Japanese Classics I

I am coursing through a rich vein of classic Japanese films. Using this list as reference, I intend to watch at least 20 and perhaps a few others that I have heard a lot about. Prior embarking on this project, I have already seen Tokyo Story, Seven Samurai, High and Low, Rashômon, Throne of Blood and Audition. So I will skip musing about these 6 films, even though they are all amazing films.


Kwaidan (怪談, literally “strange stories”) is a 1964 Japanese anthology horror film directed by Masaki Kobayashi. The film consists of four separate and unrelated stories. It won the Special Jury Prize at the 1965 Cannes Film Festival, and received an Academy Award nomination for Best Foreign Language Film. I thoroughly enjoy this anthology. The ghosts are not the scary type. These supernatural beings co-exist with the human beings much like Liao Zhai stories.

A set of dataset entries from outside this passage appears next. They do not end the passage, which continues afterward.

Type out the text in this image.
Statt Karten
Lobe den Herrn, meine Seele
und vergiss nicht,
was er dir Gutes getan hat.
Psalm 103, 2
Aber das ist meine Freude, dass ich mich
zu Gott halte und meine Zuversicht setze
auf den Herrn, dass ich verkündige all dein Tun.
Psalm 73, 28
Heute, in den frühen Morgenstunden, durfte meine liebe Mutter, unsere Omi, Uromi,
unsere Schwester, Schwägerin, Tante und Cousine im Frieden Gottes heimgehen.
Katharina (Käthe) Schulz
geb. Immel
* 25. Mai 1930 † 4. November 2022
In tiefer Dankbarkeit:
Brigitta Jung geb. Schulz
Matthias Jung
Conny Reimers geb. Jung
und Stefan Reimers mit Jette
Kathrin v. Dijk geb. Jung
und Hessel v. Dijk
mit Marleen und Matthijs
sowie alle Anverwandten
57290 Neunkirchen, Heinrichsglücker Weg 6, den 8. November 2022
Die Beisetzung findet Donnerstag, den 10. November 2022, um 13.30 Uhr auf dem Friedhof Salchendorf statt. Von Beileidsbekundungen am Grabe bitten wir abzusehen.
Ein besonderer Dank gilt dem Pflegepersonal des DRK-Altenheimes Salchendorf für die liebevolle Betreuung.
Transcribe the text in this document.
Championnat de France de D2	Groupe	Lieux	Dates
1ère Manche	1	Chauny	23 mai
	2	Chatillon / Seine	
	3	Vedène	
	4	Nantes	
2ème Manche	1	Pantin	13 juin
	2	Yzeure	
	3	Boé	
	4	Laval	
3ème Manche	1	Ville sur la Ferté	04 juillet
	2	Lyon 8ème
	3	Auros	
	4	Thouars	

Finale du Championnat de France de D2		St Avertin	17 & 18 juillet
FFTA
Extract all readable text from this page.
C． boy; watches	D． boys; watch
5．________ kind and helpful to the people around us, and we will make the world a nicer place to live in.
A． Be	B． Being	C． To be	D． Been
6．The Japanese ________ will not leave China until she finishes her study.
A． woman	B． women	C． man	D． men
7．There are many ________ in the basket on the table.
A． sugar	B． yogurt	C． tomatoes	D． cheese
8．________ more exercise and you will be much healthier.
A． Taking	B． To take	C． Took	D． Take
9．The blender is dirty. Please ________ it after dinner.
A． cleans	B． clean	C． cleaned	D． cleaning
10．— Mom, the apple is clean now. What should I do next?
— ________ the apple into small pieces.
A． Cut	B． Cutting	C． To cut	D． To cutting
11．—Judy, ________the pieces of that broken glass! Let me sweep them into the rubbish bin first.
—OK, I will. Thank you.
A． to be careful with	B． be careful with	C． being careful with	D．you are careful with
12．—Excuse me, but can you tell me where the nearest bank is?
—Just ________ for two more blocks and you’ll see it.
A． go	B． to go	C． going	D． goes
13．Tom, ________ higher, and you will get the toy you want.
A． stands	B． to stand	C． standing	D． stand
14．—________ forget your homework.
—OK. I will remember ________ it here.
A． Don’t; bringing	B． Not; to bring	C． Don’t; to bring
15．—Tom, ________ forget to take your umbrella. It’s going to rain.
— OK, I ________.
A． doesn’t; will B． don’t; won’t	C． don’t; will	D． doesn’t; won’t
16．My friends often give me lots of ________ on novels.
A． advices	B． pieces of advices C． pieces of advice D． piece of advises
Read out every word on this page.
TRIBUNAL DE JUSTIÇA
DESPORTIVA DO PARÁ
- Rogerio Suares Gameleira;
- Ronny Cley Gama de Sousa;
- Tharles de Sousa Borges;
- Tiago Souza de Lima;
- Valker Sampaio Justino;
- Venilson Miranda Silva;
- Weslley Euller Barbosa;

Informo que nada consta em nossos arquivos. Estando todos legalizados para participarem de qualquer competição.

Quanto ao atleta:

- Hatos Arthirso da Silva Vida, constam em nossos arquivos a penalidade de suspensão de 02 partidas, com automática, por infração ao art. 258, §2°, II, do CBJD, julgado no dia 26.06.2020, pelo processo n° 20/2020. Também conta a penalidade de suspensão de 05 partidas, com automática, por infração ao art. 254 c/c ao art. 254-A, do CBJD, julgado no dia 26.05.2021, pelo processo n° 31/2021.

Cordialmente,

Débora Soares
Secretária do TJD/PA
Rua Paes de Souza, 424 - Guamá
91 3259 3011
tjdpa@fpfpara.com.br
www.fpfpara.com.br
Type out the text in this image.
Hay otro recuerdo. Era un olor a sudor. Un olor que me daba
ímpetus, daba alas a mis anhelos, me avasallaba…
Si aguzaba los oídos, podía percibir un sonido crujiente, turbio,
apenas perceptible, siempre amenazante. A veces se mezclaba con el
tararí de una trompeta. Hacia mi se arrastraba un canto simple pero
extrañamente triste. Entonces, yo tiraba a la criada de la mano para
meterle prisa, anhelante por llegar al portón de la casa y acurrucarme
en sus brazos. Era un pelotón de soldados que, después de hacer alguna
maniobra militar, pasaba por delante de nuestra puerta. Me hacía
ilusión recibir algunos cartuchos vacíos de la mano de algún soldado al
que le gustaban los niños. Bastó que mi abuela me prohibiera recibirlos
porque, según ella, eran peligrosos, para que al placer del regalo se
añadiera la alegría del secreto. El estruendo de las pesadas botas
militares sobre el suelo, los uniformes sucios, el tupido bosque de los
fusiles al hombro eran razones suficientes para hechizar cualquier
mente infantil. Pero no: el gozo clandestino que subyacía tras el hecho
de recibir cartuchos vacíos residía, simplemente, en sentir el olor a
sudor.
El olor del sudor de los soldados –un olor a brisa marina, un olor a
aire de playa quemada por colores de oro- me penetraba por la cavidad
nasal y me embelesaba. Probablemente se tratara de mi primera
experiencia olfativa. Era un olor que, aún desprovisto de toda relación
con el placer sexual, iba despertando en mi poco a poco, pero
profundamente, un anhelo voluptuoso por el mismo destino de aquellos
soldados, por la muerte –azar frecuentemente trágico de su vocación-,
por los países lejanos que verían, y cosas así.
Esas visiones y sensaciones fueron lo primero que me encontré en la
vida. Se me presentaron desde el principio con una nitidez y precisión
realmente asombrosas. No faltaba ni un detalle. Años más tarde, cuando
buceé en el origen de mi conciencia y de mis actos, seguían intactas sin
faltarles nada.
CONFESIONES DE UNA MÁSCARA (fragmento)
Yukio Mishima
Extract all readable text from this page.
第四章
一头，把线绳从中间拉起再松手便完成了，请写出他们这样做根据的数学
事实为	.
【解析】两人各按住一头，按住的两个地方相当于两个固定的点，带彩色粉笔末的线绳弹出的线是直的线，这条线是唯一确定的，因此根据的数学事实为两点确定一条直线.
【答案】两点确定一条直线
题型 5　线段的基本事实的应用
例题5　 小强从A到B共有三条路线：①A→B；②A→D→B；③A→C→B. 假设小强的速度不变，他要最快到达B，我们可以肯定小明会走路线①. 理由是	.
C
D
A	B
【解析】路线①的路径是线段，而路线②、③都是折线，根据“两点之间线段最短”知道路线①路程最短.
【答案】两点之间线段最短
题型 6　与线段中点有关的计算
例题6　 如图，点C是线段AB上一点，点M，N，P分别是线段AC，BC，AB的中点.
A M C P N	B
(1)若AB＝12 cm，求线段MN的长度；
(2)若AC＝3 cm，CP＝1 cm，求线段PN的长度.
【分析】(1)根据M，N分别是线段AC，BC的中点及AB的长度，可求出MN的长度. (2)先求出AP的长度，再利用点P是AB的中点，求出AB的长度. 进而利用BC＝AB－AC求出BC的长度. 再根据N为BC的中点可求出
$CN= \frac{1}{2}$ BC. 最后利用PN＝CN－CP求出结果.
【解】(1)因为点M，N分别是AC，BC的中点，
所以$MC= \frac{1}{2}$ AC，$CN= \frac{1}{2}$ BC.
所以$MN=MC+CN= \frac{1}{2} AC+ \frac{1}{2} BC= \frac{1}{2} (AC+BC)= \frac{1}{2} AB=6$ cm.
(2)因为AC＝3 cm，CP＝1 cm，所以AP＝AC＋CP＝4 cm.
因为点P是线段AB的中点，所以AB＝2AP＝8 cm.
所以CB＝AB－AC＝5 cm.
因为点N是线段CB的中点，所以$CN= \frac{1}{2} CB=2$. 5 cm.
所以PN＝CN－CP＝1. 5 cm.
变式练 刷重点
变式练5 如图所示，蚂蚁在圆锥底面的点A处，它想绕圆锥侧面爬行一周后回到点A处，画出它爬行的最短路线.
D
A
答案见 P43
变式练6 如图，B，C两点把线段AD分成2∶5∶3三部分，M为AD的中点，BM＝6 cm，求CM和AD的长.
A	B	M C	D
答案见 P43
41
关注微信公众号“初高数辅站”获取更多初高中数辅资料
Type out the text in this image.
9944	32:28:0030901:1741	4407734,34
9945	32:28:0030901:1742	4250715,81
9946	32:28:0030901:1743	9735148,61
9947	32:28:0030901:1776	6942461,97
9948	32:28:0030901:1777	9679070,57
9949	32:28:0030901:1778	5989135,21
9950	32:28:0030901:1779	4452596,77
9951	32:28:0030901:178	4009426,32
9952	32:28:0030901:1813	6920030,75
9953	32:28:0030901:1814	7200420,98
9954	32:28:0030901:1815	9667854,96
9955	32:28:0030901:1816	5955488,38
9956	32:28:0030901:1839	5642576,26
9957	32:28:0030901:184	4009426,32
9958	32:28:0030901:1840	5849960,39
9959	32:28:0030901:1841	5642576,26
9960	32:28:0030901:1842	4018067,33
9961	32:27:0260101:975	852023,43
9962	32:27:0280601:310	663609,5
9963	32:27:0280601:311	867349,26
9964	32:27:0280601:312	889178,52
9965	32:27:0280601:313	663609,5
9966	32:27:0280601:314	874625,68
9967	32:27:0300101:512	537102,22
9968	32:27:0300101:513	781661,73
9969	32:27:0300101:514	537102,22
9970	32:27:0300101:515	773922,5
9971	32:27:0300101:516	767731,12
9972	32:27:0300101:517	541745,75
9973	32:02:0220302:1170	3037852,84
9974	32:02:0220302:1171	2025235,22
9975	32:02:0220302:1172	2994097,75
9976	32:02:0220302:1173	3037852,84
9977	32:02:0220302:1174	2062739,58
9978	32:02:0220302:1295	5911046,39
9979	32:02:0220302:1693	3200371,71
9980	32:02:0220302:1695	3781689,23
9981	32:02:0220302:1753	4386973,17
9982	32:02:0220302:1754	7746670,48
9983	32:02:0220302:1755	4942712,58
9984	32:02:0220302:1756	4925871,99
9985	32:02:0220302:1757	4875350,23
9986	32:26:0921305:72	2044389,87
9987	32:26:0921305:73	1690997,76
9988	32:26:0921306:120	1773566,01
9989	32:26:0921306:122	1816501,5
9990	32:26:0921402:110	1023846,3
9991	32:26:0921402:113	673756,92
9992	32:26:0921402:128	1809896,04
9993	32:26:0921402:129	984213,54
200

Then the humans will do something that tips the delicate balance. I love how Kobayashi shot the movie in sets with painted backdrops. He controls the lighting so well. The stories are tremendously satisfying. My fave is definitely the third story – a blind monk is visited by the ghost of a samurai every night and he is then brought to a ‘palace’ filled with ghosts to perform his musical odes. Beautiful and terrifying at the same time. That’s two adjectives that seldom exist together in films. The last story is also twisted and needs a bit of unpacking, especially with the Inception-like narrative. Masterpiece!


Woman in the Dunes (1964) is directed by Hiroshi Teshigahara and stars Eiji Okada and Kyōko Kishida. The premise is fascinating. See if you are still reading once I am done. A teacher dude goes to the dunes to photograph insects and to catch them. He rests in the sun after a day of bug hunting. A friendly villager comes along and asks what his business there. The sun is setting and the dude gets ready to leave, but the kind villager tells him he has missed the last bus and if he doesn’t mind he can take him to another’s villager’s home to rest for the night and he can grab a bus the next day. The offer is taken up. Here comes the first weird one – the wooden house is situated below a deep sandpit. The dude climbs down a rope ladder and he greeted by the lone occupant, a nice-looking woman. He grabs dinner and engages in small talk. Nothing else happens…. yet. In the middle of the night he is woken up by weird noises. He walks out of the ramshackle house and sees the woman shovelling sand. He is dumbfounded and asks whether she needs help and she replies “No, I never ask anyone to help me on the first day.” Of course, the dude never gets to leave and he is forced to stay in the sandy prison to shovel sand every night for the rest of his life. But does he?

You still here?

OMG! I was sucked in like quicksand. It feels like an extended Twilight Zone episode. Weirdness, check. Characters speaking weirdness in all earnestness, check. There is no clever nod towards the viewer. Everything feels real and surreal at the same time. The B&W cinematography is spellbinding. I have never seen insects and sand photographed in this beguiling way. I was entranced and couldn’t tear my eyes away. Teshigahara didn’t just make a weird film like David Lynch; there is a much higher purpose to it and he nails it. I will not prescribe what the lessons are because I feel the lessons are different for everyone.


Harakiri (1962) is directed by Masaki Kobayashi. The story takes place between 1619 and 1630 during the Edo period and the reign of the Tokugawa shogunate. It tells the story of Hanshirō Tsugumo, a warrior without a lord. At the time, it was common for masterless samurai, or rōnin, to request to commit seppuku (hara kiri) in the palace courtyard in the hope of receiving alms from the remaining feudal lords.

This is a bonafide masterpiece and it is also very relevant in our cynical times. Actually, I first saw Takeshi Miike’s remake but that lacks the grace and poise of Kobayashi’s epic. I love the film’s narrative structure and it uses the flashback plot device brilliantly. Each flashback lending so much empathetic power and melancholy to scenes in the present. The sword fights are of course simple affairs but the story has the depth of a bottomless abyss. The storytelling is multilayered and very compelling. In the end the ronin won every argument and it leaves no doubt in my mind he won every battle, but Kobayashi crafted an ending like a punch into my guts. The poor ronin looks to have died for nothing. Or did he? The theme of going against the corrupt authorities with one’s all is the heartbeat of the narrative. It is a sombre yet poignant portrayal of established hypocrisy. While those in authority did not hesitate to enforce the Bushido code on everybody who do wrong, they also found it justifiable to use every excuse and cover-up to avoid theirs. Tell me that’s not relevant in these times.